Calvin’s bitterness overflowed. No way was he going to let this guy intimidate him now! Not after he’d spent years honing his body in the gym, having Lasik surgery on his eyes, and generally improving himself until he was a partner in a well-respected New York PR and marketing firm.
“Yeah, that was me.”
Brock treated him to a smile before raising his bottle and taking a gulp of beer.
“And the rumors about me back then were true. I am a fag.”
Brock jerked forward; beer streaming out his nose as he coughed.
Calvin leapt to his feet, ran round the table and thumped Brock on the back.
“It’s okay,” Brock wheezed. “Thanks.”
Calvin returned to his seat. “I wanted to make that clear before you accepted the job. I’m an out gay man, and if you’re not comfortable with that, then…”
“No, no. It’s cool. You just surprised me is all. Folks round here wouldn’t…”
“Yeah. Guess I’ve gotten too used to New York ways.”
“So,” Brock asked, a twinkle in his eye, “did you have a secret crush on me back in high school?”
Immediately Calvin fired back, “No, I thought you were an arrogant asshole.”
Brock’s face fell and Calvin felt as though he’d got one back from all those years ago. “I just am still really sensitive about those days. They weren’t exactly happy times for me.”
“No.” Brock shook his head then looked Calvin straight in the eyes. “Guess they weren’t. Sorry.”
“Every day at school was a battle to remain hidden, to blend in, to stay below the radar, just so one of your jock buddies wouldn’t notice me, trip me, push me into a locker or use me as a punching bag.”
Brock looked embarrassed. “I kinda remember that.”
“And then they’d brag about beating up the school fag?”
Brock looked down at his half-empty bottle. His silence was answer enough.
“We lived in different worlds back in high school. Everybody knew you and how many home runs or whatever you had hit the previous season. Whereas no one, apart from my fellow ‘drama geeks,’” he sketched quotation marks in the air, “knew about me. And that was just fine.”

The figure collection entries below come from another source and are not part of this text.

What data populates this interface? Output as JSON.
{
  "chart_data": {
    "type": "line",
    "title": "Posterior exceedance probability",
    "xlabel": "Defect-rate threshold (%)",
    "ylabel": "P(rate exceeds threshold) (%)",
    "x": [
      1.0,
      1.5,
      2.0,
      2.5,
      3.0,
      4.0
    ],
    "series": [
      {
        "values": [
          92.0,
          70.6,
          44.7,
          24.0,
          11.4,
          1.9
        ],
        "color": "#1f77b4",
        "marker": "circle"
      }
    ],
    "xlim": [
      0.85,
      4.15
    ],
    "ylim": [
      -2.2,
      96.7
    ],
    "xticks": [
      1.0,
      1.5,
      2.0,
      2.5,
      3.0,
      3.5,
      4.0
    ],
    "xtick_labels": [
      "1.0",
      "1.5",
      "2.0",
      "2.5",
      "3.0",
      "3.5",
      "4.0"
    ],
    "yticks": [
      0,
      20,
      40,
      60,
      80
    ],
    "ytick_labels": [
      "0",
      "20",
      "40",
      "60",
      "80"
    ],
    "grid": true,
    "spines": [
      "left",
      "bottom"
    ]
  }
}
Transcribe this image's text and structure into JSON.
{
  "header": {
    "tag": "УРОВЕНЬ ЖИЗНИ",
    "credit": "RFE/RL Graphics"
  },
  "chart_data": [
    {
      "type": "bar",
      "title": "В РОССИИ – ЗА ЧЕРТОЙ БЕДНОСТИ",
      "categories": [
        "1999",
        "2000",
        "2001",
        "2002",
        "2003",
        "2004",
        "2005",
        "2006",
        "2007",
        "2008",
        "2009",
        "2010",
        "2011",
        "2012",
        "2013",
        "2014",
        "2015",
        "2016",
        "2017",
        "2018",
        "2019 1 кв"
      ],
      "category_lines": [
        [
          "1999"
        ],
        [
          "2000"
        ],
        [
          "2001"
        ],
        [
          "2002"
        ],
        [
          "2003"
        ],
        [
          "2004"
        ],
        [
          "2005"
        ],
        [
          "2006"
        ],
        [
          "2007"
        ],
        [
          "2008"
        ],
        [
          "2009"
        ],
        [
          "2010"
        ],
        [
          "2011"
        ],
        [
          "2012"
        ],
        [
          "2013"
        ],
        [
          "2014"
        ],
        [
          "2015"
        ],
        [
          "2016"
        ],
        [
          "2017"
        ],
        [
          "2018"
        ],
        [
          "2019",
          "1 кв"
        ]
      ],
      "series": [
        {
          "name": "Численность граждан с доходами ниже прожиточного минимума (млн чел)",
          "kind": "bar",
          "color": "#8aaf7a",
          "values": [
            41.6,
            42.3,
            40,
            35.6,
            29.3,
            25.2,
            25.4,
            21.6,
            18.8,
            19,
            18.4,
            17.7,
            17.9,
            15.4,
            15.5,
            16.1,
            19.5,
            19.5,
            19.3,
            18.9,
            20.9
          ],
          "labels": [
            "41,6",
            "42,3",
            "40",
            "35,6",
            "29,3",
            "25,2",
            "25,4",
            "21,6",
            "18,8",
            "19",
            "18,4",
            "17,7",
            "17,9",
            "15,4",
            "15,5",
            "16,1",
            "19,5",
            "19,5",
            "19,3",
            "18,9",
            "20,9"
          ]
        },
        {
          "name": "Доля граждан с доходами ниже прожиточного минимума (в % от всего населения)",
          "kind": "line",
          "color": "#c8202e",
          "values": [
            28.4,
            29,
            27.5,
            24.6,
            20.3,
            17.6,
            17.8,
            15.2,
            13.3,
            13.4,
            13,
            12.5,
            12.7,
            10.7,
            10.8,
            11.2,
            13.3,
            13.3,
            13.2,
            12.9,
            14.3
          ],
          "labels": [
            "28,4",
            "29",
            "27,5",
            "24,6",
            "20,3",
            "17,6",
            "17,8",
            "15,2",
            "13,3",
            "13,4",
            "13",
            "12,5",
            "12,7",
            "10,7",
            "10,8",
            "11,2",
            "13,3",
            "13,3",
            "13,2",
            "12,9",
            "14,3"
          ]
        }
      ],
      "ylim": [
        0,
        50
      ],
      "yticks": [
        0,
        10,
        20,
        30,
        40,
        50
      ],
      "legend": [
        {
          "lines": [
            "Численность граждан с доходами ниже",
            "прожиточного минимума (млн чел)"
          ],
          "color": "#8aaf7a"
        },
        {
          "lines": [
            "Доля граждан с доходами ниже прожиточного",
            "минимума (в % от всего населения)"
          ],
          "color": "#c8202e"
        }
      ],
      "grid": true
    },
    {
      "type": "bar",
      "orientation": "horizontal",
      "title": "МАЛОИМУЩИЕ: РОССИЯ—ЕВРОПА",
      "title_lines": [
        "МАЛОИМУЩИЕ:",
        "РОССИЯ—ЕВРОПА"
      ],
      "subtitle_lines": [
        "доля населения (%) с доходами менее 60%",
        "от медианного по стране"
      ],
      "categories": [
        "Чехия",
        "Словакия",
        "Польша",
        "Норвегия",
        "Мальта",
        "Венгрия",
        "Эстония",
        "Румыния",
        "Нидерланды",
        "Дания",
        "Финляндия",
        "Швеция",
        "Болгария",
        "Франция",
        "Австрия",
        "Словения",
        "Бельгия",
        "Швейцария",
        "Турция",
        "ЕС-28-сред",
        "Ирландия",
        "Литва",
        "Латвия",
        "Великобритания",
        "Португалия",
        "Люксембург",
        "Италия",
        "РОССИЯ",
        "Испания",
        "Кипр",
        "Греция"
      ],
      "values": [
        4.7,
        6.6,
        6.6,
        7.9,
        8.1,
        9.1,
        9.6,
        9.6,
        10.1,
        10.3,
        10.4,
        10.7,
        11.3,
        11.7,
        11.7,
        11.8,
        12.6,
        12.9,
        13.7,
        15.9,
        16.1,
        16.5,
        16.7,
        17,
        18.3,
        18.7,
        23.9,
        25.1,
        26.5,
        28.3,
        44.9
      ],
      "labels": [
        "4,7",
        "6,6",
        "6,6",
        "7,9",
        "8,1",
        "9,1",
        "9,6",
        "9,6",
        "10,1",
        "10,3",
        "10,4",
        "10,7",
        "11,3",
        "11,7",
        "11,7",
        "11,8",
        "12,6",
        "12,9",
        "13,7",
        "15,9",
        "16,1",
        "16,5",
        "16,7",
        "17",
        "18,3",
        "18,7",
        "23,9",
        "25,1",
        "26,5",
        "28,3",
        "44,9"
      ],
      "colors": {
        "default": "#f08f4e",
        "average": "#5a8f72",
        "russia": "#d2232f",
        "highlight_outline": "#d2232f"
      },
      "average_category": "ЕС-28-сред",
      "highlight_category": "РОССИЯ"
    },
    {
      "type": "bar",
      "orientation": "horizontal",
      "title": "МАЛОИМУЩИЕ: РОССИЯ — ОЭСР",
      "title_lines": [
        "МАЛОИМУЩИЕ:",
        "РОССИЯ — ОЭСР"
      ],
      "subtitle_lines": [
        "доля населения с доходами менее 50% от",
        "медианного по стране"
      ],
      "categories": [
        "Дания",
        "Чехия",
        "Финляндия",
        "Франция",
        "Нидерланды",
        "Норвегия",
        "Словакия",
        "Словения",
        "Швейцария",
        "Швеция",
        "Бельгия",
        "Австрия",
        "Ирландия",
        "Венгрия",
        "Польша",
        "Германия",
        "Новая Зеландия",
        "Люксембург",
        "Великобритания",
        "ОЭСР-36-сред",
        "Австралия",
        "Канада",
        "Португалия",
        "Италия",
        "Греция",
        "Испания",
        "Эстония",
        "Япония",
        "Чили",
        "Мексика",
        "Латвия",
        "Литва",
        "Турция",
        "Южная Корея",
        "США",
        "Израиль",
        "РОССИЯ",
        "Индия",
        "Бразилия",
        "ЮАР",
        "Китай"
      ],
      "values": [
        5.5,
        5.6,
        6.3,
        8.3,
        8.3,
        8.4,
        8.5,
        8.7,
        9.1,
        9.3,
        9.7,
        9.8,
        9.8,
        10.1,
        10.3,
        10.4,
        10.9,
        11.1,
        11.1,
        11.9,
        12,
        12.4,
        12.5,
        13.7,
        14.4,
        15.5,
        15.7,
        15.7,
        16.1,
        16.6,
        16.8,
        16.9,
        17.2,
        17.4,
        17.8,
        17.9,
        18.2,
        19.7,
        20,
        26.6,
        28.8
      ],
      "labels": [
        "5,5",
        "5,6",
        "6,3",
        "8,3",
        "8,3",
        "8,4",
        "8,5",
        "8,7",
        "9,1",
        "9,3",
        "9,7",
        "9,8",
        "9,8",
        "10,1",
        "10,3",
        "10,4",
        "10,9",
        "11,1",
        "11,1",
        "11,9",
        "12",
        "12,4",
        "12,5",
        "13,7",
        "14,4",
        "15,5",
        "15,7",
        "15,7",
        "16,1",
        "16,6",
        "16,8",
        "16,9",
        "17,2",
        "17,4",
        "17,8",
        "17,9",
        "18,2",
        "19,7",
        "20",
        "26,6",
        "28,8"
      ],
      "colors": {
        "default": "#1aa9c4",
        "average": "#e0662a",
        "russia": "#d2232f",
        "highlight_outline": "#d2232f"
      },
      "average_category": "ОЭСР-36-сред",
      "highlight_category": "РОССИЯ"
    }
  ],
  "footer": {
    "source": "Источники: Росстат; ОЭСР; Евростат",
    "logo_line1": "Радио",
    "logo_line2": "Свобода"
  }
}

Brock shifted uncomfortably, Calvin had made his point, so he changed the subject to the reason for Brock’s visit.
They had a walk through of the house, Brock pointing out things such as the odd patch of damp, crumbling masonry and the quarry tiles in the hallway.
Going outside, Brock requested use of a stepladder so he could examine the roof.
“See how many of the shingles have turned up at the edges?”
Calvin was more interested in looking at the man’s ass than whatever was on the roof, but managed to make an affirmative noise.
“They’re quite brittle, too,” Brock said snapping off a small piece. “When was the roof last shingled?” Brock got down from the ladder and helped Calvin put it away in the garage.
“I was just going to college, so I’d say about seventeen years ago.”
A new roof was added to the list of what needed to be done.
When they were back inside, Calvin said, “I’m anxious to get the old place on the market and sold as quickly as possible, though still for a good price.”
Brock nodded. “I’ve had a cancellation, so I could start next week, if you want?”
Calvin did want. He doubted there had been a cancellation, but opted not to call Brock on it. He asked Brock to get some figures to him by the weekend. Though Calvin had decided to accept the quote; if nothing else, the eye-candy would be worth the few extra bucks. Also, throughout their conversation, Calvin’s gaydar had been pinging softly. He suspected Brock was deeply closeted.
Their handshake and eye contact at the door were held a second longer than those of a straight guy. This gave Calvin further support to his growing theory that Brock was a kindred spirit.
Once he had bid the tall drink of water goodbye, Calvin closed the door and rested his back against it. “Yes, Virginia, there is a Santa Claus!”